Un projet de loi pour organiser les métiers de l’artisanat
La promotion du produit artisanal ne sera plus l’affaire de quelques « happy few ». A. Birou est catégorique : les salons et expositions organisés à l’étranger ne seront plus l’apanage de quelque 4 ou 5 grandes entreprises et autres « amis de l’ami du cousin de ».
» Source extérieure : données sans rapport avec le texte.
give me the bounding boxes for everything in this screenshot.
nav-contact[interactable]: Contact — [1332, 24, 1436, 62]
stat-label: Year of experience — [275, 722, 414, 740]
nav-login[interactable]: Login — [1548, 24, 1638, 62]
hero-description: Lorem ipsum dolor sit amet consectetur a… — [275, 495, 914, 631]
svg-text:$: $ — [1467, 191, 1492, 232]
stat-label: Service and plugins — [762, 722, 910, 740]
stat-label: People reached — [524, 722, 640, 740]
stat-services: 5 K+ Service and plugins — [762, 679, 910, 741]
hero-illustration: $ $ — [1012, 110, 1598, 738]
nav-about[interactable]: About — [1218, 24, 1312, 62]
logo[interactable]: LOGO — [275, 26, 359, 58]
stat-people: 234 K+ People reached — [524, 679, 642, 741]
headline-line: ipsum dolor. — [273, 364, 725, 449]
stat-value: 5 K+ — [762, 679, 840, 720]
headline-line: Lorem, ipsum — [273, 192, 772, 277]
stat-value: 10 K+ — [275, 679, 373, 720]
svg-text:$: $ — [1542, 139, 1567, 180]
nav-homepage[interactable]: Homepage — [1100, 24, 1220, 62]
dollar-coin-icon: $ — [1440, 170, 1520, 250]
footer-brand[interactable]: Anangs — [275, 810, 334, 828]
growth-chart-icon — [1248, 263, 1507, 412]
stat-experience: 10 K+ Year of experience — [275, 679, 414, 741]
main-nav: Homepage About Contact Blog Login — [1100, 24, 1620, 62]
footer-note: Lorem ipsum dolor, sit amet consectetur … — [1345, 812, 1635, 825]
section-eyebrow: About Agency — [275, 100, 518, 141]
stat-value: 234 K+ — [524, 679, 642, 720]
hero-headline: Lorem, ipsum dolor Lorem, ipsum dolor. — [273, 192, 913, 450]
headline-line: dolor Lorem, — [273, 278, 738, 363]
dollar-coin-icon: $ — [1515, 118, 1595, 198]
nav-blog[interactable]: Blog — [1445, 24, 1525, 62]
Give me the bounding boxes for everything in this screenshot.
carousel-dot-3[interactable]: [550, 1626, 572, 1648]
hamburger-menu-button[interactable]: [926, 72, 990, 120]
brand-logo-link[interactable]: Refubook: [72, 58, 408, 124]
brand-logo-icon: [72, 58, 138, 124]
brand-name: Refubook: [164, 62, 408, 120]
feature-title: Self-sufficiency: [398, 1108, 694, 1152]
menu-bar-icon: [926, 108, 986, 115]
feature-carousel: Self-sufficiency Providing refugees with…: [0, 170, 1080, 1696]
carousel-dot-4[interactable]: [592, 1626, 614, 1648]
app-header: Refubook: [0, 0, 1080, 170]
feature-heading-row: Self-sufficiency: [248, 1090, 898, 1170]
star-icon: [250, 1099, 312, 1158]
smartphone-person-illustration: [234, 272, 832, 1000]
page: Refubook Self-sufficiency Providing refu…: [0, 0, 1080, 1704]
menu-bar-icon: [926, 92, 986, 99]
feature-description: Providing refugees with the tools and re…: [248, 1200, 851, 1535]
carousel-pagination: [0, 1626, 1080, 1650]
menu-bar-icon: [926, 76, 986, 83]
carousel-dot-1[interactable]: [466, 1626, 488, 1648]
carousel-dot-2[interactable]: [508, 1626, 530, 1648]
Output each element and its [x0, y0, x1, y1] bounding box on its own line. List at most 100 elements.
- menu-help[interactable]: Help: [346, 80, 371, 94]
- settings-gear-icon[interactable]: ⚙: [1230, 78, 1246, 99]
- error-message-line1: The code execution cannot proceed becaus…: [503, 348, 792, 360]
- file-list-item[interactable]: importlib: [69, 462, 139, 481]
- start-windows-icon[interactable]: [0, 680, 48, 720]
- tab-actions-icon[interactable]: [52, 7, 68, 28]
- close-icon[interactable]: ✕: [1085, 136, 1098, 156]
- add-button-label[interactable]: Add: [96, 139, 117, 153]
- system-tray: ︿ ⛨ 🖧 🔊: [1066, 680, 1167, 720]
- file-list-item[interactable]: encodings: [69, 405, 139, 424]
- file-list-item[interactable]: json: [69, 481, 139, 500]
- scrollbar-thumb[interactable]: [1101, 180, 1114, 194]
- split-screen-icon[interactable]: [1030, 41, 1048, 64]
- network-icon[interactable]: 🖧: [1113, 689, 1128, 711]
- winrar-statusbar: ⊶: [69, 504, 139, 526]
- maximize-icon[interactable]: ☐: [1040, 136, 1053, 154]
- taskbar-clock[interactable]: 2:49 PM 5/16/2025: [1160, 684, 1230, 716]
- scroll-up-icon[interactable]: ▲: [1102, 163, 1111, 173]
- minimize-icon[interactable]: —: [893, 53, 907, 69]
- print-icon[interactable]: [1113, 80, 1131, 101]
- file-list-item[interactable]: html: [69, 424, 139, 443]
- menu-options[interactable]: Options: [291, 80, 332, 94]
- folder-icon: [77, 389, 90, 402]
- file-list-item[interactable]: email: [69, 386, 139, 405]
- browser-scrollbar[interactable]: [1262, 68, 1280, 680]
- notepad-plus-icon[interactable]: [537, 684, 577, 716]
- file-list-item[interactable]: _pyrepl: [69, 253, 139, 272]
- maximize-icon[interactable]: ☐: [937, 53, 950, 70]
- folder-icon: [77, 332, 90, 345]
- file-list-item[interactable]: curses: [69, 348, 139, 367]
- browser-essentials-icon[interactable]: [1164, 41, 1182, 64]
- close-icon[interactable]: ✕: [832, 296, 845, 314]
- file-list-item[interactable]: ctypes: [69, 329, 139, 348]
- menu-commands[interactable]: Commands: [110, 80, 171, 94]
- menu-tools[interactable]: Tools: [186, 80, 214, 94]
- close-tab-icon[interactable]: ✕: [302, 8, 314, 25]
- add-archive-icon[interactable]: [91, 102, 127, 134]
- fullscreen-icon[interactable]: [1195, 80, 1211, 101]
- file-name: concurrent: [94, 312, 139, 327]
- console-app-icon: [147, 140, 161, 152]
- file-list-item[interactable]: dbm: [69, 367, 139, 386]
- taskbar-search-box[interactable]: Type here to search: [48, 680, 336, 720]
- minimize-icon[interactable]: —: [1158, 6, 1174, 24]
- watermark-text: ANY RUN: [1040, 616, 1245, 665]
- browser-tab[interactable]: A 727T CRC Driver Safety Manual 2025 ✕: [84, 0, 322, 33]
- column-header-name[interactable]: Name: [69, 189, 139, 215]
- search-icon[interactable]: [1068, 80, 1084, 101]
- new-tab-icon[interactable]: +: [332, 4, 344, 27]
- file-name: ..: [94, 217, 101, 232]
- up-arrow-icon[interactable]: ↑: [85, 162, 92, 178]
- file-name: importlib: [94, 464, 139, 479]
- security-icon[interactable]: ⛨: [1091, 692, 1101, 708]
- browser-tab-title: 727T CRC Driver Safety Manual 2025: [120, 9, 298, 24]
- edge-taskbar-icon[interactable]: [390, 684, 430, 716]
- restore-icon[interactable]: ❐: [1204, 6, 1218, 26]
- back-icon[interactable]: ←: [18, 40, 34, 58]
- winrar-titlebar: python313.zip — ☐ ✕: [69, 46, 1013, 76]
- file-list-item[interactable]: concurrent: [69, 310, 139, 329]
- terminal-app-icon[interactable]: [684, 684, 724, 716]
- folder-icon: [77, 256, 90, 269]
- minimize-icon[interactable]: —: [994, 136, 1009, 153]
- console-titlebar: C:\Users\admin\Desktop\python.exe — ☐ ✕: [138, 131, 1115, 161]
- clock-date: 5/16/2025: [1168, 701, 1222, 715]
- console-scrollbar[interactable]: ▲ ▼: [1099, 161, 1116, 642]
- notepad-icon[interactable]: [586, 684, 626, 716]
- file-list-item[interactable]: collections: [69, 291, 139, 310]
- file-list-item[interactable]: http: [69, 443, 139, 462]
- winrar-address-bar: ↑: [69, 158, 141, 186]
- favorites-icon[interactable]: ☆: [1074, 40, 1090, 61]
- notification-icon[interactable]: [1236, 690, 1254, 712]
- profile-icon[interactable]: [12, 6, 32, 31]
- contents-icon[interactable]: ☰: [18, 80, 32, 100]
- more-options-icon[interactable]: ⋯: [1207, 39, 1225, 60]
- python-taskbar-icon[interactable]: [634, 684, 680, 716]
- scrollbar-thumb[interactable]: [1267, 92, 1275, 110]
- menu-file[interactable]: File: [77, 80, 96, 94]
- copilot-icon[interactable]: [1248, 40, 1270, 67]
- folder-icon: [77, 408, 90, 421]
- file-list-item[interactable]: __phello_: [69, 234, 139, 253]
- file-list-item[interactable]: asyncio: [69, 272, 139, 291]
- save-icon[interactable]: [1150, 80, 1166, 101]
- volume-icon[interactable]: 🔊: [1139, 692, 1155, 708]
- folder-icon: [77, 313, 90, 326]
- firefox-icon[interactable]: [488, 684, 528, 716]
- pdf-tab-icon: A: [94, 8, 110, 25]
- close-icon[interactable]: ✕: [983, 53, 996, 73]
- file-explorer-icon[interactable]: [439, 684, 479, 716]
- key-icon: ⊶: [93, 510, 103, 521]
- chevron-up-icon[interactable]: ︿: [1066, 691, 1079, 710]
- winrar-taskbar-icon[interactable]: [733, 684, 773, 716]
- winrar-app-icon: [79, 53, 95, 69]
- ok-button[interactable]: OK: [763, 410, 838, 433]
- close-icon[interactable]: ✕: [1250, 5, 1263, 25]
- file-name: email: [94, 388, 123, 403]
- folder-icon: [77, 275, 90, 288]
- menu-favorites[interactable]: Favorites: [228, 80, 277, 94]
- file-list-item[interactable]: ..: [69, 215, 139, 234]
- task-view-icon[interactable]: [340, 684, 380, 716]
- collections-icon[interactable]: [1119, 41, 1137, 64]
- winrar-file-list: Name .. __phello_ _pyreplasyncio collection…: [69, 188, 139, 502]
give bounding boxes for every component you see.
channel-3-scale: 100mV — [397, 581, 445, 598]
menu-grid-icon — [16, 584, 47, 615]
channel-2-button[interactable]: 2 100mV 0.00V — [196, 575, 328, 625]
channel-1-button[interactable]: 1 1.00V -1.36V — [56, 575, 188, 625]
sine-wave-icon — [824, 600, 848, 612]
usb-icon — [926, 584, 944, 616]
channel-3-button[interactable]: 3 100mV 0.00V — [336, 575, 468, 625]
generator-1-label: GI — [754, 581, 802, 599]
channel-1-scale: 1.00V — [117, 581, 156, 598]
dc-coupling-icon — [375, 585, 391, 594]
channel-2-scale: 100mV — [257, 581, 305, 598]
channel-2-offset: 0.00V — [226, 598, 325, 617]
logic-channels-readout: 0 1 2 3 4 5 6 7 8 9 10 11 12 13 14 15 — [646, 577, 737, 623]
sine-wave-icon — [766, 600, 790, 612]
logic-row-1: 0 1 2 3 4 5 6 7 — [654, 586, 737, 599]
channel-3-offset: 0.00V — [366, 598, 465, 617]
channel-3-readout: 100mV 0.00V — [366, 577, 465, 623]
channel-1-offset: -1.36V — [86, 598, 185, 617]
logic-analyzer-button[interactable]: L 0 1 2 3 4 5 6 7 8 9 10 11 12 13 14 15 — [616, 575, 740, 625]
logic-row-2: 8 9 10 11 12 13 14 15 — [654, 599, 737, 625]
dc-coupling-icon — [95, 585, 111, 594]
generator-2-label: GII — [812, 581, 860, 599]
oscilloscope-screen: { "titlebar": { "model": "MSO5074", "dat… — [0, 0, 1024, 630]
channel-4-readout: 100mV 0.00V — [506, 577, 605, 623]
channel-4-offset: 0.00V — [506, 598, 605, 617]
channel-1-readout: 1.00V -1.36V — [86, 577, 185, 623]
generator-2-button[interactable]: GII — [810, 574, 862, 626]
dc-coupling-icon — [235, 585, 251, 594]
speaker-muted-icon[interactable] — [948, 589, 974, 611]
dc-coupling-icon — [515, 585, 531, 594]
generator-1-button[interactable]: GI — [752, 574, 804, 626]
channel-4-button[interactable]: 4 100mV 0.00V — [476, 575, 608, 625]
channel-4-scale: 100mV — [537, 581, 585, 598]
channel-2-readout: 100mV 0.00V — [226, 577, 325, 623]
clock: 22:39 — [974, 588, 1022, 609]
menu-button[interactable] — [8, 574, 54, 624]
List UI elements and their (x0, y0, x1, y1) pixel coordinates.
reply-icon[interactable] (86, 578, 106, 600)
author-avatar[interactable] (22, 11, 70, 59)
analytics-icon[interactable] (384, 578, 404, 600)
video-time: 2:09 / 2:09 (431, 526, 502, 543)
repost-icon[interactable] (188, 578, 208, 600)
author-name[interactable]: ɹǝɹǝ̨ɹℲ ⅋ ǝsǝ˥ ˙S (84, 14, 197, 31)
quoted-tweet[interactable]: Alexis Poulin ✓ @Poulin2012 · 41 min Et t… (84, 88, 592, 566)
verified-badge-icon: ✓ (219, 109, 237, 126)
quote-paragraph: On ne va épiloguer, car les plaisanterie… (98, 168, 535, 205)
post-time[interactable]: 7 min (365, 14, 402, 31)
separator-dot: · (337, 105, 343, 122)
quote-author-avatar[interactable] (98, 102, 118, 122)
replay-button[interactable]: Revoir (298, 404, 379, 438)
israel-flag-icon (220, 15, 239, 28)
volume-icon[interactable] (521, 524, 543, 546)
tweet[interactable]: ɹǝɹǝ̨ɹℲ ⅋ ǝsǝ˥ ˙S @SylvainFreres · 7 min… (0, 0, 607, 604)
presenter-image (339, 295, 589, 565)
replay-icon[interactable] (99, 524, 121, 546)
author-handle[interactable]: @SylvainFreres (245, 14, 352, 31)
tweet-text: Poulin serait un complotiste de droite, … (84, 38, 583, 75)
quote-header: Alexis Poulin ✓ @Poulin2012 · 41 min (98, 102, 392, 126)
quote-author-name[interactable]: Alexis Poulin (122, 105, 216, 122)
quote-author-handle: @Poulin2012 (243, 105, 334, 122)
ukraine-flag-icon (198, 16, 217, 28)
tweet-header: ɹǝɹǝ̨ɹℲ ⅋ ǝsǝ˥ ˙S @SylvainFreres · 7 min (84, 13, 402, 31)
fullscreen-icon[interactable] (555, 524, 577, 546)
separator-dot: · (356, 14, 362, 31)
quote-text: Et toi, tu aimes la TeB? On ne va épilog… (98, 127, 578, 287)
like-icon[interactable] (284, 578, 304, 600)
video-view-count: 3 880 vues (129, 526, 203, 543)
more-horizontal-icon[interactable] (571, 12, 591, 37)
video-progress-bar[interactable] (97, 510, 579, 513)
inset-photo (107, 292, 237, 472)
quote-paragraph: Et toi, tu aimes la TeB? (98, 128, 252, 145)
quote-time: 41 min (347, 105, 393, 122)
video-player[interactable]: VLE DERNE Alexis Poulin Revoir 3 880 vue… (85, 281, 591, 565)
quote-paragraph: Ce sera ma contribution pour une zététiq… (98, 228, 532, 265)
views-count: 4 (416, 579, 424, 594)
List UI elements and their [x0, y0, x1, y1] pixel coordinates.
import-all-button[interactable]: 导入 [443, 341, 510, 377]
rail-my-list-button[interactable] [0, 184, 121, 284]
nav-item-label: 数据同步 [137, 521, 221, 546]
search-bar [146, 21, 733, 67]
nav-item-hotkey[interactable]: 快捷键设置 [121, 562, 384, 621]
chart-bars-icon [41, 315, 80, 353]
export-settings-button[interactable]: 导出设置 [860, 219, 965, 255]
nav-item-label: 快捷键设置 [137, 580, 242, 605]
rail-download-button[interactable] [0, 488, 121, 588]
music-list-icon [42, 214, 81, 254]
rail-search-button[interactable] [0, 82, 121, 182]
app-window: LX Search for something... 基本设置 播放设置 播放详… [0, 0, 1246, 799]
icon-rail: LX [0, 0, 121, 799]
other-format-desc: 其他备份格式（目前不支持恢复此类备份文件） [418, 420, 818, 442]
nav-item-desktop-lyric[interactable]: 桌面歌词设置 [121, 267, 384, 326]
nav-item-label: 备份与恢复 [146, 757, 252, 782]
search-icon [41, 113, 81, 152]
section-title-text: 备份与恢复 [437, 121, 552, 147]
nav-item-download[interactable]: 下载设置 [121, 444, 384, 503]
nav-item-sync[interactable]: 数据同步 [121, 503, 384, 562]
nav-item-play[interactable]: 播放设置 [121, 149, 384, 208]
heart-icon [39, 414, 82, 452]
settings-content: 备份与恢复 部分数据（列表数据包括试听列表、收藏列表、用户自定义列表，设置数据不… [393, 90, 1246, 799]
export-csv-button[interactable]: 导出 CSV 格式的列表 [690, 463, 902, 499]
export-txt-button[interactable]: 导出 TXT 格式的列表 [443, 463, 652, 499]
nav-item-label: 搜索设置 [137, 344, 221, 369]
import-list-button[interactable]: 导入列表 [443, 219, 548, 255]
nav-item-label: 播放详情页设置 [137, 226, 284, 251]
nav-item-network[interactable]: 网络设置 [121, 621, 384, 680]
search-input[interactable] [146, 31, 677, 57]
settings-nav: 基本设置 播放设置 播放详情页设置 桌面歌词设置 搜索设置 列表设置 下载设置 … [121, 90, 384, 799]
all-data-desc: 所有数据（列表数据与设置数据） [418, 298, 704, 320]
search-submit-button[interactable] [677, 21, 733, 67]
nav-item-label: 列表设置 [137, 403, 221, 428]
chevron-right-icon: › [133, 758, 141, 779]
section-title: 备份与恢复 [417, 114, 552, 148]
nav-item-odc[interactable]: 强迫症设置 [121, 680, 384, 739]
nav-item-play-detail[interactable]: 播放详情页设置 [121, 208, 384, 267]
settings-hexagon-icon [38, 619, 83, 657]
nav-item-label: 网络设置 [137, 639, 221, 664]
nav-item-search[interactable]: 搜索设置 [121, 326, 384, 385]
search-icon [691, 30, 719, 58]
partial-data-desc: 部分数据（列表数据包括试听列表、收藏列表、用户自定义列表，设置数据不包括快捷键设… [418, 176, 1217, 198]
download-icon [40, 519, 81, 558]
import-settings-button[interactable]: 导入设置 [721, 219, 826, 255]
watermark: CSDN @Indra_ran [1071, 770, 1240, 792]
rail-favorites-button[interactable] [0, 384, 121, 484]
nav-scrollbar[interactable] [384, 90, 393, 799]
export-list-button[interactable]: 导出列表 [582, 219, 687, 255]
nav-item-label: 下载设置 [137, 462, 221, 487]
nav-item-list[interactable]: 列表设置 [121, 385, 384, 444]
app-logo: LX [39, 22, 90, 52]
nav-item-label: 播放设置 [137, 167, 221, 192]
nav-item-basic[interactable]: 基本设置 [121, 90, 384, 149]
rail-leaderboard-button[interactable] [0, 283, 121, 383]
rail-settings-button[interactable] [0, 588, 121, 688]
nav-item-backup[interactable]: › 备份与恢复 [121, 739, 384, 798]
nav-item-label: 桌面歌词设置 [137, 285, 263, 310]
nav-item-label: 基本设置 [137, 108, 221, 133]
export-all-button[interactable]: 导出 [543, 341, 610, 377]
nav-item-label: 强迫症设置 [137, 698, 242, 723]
Un projet de loi relatif à l’organisation des métiers de l’artisanat est en préparation. Le responsable gouvernemental forme le souhait de la faire adopter à la prochaine session d’hiver du parlement. « C’est un chantier très difficile et que réclament tous les professionnels. Nous travaillons en concertation avec les chambres. Il est impératif d’arriver à des consensus pour organiser ces métiers. Il y va de l’intérêt tant des artisans eux-mêmes que des consommateurs ». La réforme des chambres de l’artisanat est également à l’ordre du jour. « Plus de responsabilités et plus de ressources pour des chambres plus dynamiques », résume notre interlocuteur.
Un artisanat citoyen et équitable, telle semble être la feuille de route de Birou. Le ministre de l’Artisanat se donne cinq ans pour que ce secteur ne fasse pas travailler les enfants, respecte l’environnement et pour que les artisans puissent profiter de manière équitable d’un savoir-faire transmis au fil des générations.